Projetos em comparação, escala e avanço
| Iniciativa, proponente | Dimensão, custo e status |
|---|---|
| Prometeu em Alcatraz, Ross Calvin | 137 m, estimado em US$ 450 mi, liga de níquel e bronze, proposta a apresentar até o fim de janeiro |
| George Washington gigante, Mo Mahmood | Plano de 198 m, versão prévia de 15 m prevista para o 250º aniversário dos EUA no próximo ano |
| Jardim Nacional dos Heróis Americanos, governo Trump | US$ 40 mi reservados, 250 figuras em estilo neoclássico, local ainda indefinido |
| Arco triunfal em Washington, Casa Branca | Planos localizados no início do mês, área oposta ao Lincoln Memorial, sem cronograma público |
| Escultura privada de Priscilla Chan, Mark Zuckerberg | 2,1 m, contexto privado, referência à tradição romana de retratos |
Entre o privado e o público, como a elite de tecnologia comissiona esculturas e disputa memória histórica
Encomendas privadas ajudam a explicar a estética do momento. Mark Zuckerberg mandou fazer uma estátua de 2,1 metros de sua esposa, Priscilla Chan, dizendo “reviver a tradição romana”. Joe Lonsdale encomendou ao escultor escocês Alexander Stoddart uma obra das Três Graças em homenagem às filhas e financiou um busto neoclássico de Bari Weiss para a Universidade de Austin, fundada por Weiss e pelo historiador Niall Ferguson com apoio de Lonsdale.

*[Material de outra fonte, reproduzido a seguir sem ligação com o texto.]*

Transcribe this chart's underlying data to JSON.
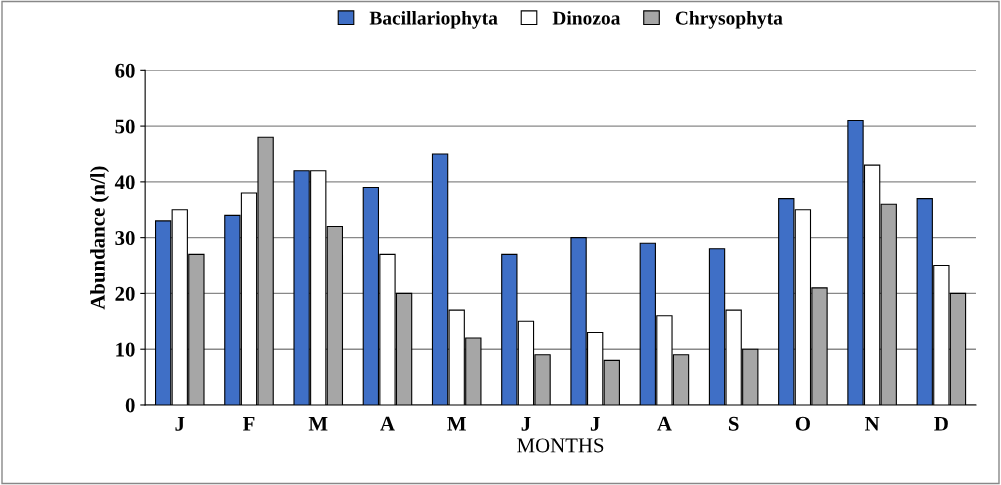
{
  "chart_data": {
    "type": "bar",
    "xlabel": "MONTHS",
    "ylabel": "Abundance (n/l)",
    "categories": [
      "J",
      "F",
      "M",
      "A",
      "M",
      "J",
      "J",
      "A",
      "S",
      "O",
      "N",
      "D"
    ],
    "series": [
      {
        "name": "Bacillariophyta",
        "color": "#3f6fc6",
        "values": [
          33,
          34,
          42,
          39,
          45,
          27,
          30,
          29,
          28,
          37,
          51,
          37
        ]
      },
      {
        "name": "Dinozoa",
        "color": "#ffffff",
        "values": [
          35,
          38,
          42,
          27,
          17,
          15,
          13,
          16,
          17,
          35,
          43,
          25
        ]
      },
      {
        "name": "Chrysophyta",
        "color": "#a6a6a6",
        "values": [
          27,
          48,
          32,
          20,
          12,
          9,
          8,
          9,
          10,
          21,
          36,
          20
        ]
      }
    ],
    "ylim": [
      0,
      60
    ],
    "yticks": [
      0,
      10,
      20,
      30,
      40,
      50,
      60
    ],
    "grid": "y",
    "legend": "top"
  }
}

Há precedentes de filantropia que moldaram o espaço público. Há cerca de um século, o investidor Paul Goodloe McIntire pagou quatro estátuas na Virgínia exaltando confederados e figuras ligadas ao deslocamento forçado de indígenas. Em 2017, tentativas de remoção — incluindo o Robert E. Lee de Charlottesville — motivaram o comício Unite the Right e uma marcha separada da Ku Klux Klan. Em 2021, em meio ao Black Lives Matter, todas foram retiradas.

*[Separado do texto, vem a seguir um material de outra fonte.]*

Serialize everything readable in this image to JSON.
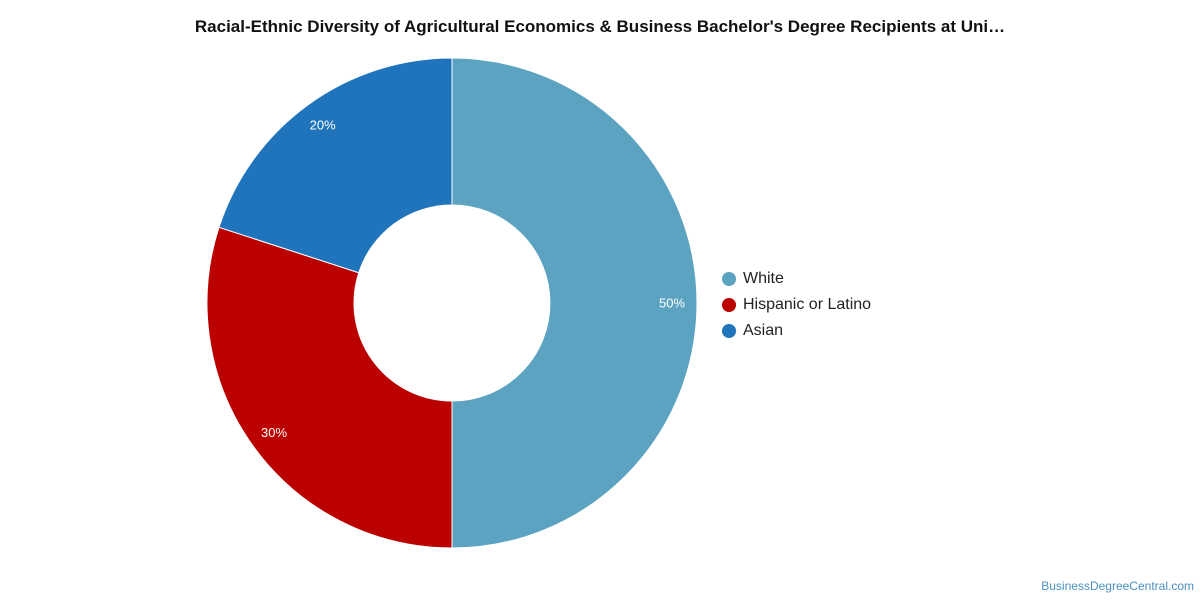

Calvin afirma não ser “clássico por princípio” e escolheu um escultor futurista para o Prometeu. O titã que deu a tecnologia aos homens e foi condenado a ter o fígado devorado por uma águia, segundo o mito, virou metáfora do que ele chama de “originalidade ocidental”. Entre o apelo simbólico e a controvérsia histórica, a disputa por monumentos expõe como a elite tech tenta fixar no espaço público uma narrativa de patriotismo, excelência e poder.
FAQ
1) O que é o projeto da estátua de Prometeu em Alcatraz?
É uma proposta de Ross Calvin para erguer um Prometeu de 137 metros na ilha de Alcatraz, em São Francisco, mais alto que a Estátua da Liberdade.
2) Quanto custará e quem financia?
Segundo Calvin, o orçamento é de US$ 450 milhões, com estrutura em liga de níquel e bronze. O investidor lidera a captação e articulação do projeto.
3) Qual é o papel de Donald Trump nesse movimento?
Trump impulsionou uma agenda de monumentos e estética clássica, reservando US$ 40 milhões para o Jardim Nacional dos Heróis Americanos, assinando ordem executiva pró-clássico e acolhendo propostas como a de Calvin.
4) Quem mais do Vale do Silício está envolvido com novas estátuas?
Joe Lonsdale, Elad Gil e Mo Mahmood defendem ou financiam monumentos, incluindo um mega George Washington e encomendas neoclássicas em universidades.